今はお行儀よく振舞っていらっしゃいますが、3体、4体と増えてくれば、わたくしに牙をむく可能性も…)」
暗黒顔で振り向き、ブリリアントをサッと抱き上げた。
トコトコと小さな足で追いかけてくる山ヒトデが追い付けないスピードで移動する。
「ブリリアントさん、あなた、わたくしと山ヒトデさん、どちらの派閥に所属していらっしゃるの!?」
悪役令嬢名物、派閥争いである。
当然ブリリアントは理解できず「キャウ?」と首をかしげるだけだ。
「今は大人しくても、集団になれば下剋上を狙ってくるかもしれませんわ。
平民とはそういうものですもの。
ああイヤらしい!」
「キャウ?」
「フフ…ブリリアントさん、あなたってば、もう懐柔されてしまいましたの?
山ヒトデさん達ときたら、一言もしゃべれないくせに根回しがお上手でございますのね」
「キャウ…?」
ブリリアントの困惑が深まる。
「いいこと?
わたくし側についた方が身のためですわ。
もうあの山ヒトデさん達とはお関わり合いにならないほうがよろしくてよ?
あなたがわたくしに尽くせば、わたくしもあなたに一目置いて差し上げます。
わたくしにお友達として認められること以上の光栄はございませんでしょう?
ああ、このローズ・マクダナルがマクダナル公爵家の長女だという事をお伝えし忘れていたかしら?」
暗く濁った目をしているローズは、そっと切り株のそばにブリリアントを降ろした。
「身の置き方ひとつでブリリアントさんの今後が決まるのですから、慎重にご決断くださいませ!」
「キ、キャウ…?」
ローズは再び腕を組み、ゆっくりと歩きだす。
「(オホホ…そうですわ。
わたくしが先にこの箱庭世界に来ていたのですから、食べ物だって独占する権利があるはずです。

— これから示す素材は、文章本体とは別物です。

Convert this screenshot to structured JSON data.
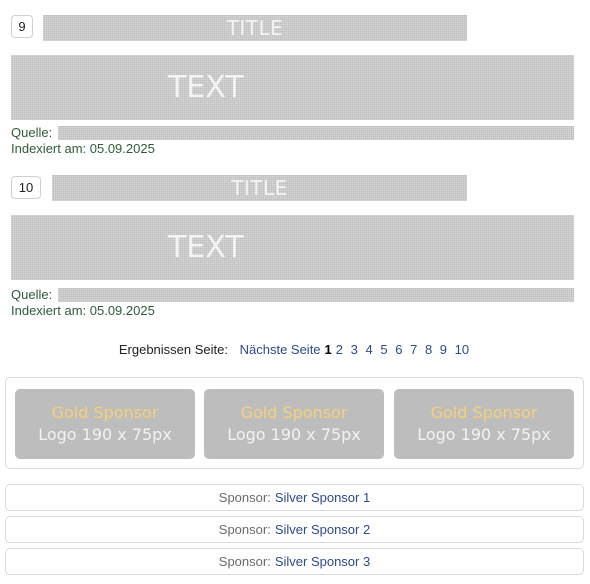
{
  "results": [
    {
      "number": "9",
      "title": "TITLE",
      "text": "TEXT",
      "source_label": "Quelle:",
      "indexed": "Indexiert am: 05.09.2025"
    },
    {
      "number": "10",
      "title": "TITLE",
      "text": "TEXT",
      "source_label": "Quelle:",
      "indexed": "Indexiert am: 05.09.2025"
    }
  ],
  "pagination": {
    "label": "Ergebnissen Seite:",
    "next": "Nächste Seite",
    "current": "1",
    "pages": [
      "2",
      "3",
      "4",
      "5",
      "6",
      "7",
      "8",
      "9",
      "10"
    ]
  },
  "gold_sponsors": [
    {
      "line1": "Gold Sponsor",
      "line2": "Logo 190 x 75px"
    },
    {
      "line1": "Gold Sponsor",
      "line2": "Logo 190 x 75px"
    },
    {
      "line1": "Gold Sponsor",
      "line2": "Logo 190 x 75px"
    }
  ],
  "silver_sponsors": [
    {
      "label": "Sponsor:",
      "name": "Silver Sponsor 1"
    },
    {
      "label": "Sponsor:",
      "name": "Silver Sponsor 2"
    },
    {
      "label": "Sponsor:",
      "name": "Silver Sponsor 3"
    }
  ],
  "colors": {
    "meta_text": "#2f5b3a",
    "link": "#2d4a8a",
    "placeholder_gray": "#bdbdbd",
    "gold_text": "#f5d27a"
  }
}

憎たらしい事にあの山ヒトデさん、わたくしと同じ食べ物を食べるんですもの…ナッツだって今は豊富にありますが、やがて秋や冬が来るなら、蓄えておかねばなりません。
その時に戦う事になっても、体格差と数の差ではどちらが有利かわかりませんし…)」
彼女の中で、結論が出た。
「(2体の山ヒトデを、倒しましょう)」
その時。
偶然にも、伐採せずに育てている大きなナッツの木の前に来ていた。
以前作った木の板が掛かっている。
「ハッ…!」
息をのんだ。
『他人に危害を加えないこと』
『文明レベルを進めること』
「あ、ああ…!
なんということでしょう…!!!!」
自分で自分に向けたメッセージが刻まれている。
「た、他人に危害を加えないこと…そんな…いえ、わたくしが犯した過ちの中で、最も大きなものですわ」
ローズの目から涙があふれた。
「わたくし、また同じ間違いをしてしまうところでしたの…なんというおバカさん…グスッ」
小さく震え、涙を指で拭う。
「他人に危害を加えないこと…そうです、そうですわ。
向こうが危害を加えてきたわけではございませんのに、私ったら、自分のことしか考えずに…なぜ食べ物に執着していたのでしょう。
確かにこの世界では食料は貴重です。
しかし、飢えているという程ではないのですわ。
わたくしやブリリアントさんと同じ『命』なのですから、もっと大切にしなければいけません…」
ピロン♪ Lv.2 平常心 → Lv.3 平常心
食べ物を独占したいというのは、生物の本能だ。
ローズはそれに打ち勝ち、仲間を手に入れた。
数分後。
ショックから立ち直ったローズは、ブリリアントを探していた。
「ごめんなさい、ブリリアントさん、山ヒトデさん達…」
召喚像の前にいない。
「あらっ、どこへ行ってしまったのでしょうか?」
洞窟の前にもいない。
「…海の方でしょうか?」
狭い箱庭世界。
居る場所は限られてくる。
海へ向かって小走りで移動すると、「キャウ!」という聞き慣れた声が、魔物の森の方向から聞こえてきた。
「!?
今のはブリリアントさんの声?!
どうされました~?!」
魔物の森へ走ると、そこには倒したはずのスライムがいた。
そしてブリリアントを守るように2体の山ヒトデが立っている。
スライムが跳ね、彼らを踏み潰そうとする。
「危ない!」
ローズは叫んだ。
間一髪、2体の山ヒトデがブリリアントをぎゅっと押し、スライムの体当たりを避けた。
しかしその代わりに、山ヒトデ達がスライムの攻撃を食らってしまったようだ。
スライムと同じぐらいの大きさしかない山ヒトデは、かなりダメージを受けてしまったのか、痛そうによろめく。
「コラーーーーっ!!!」
げいん!
ローズの必殺キックが決まり、スライムが蹴り飛ばされた。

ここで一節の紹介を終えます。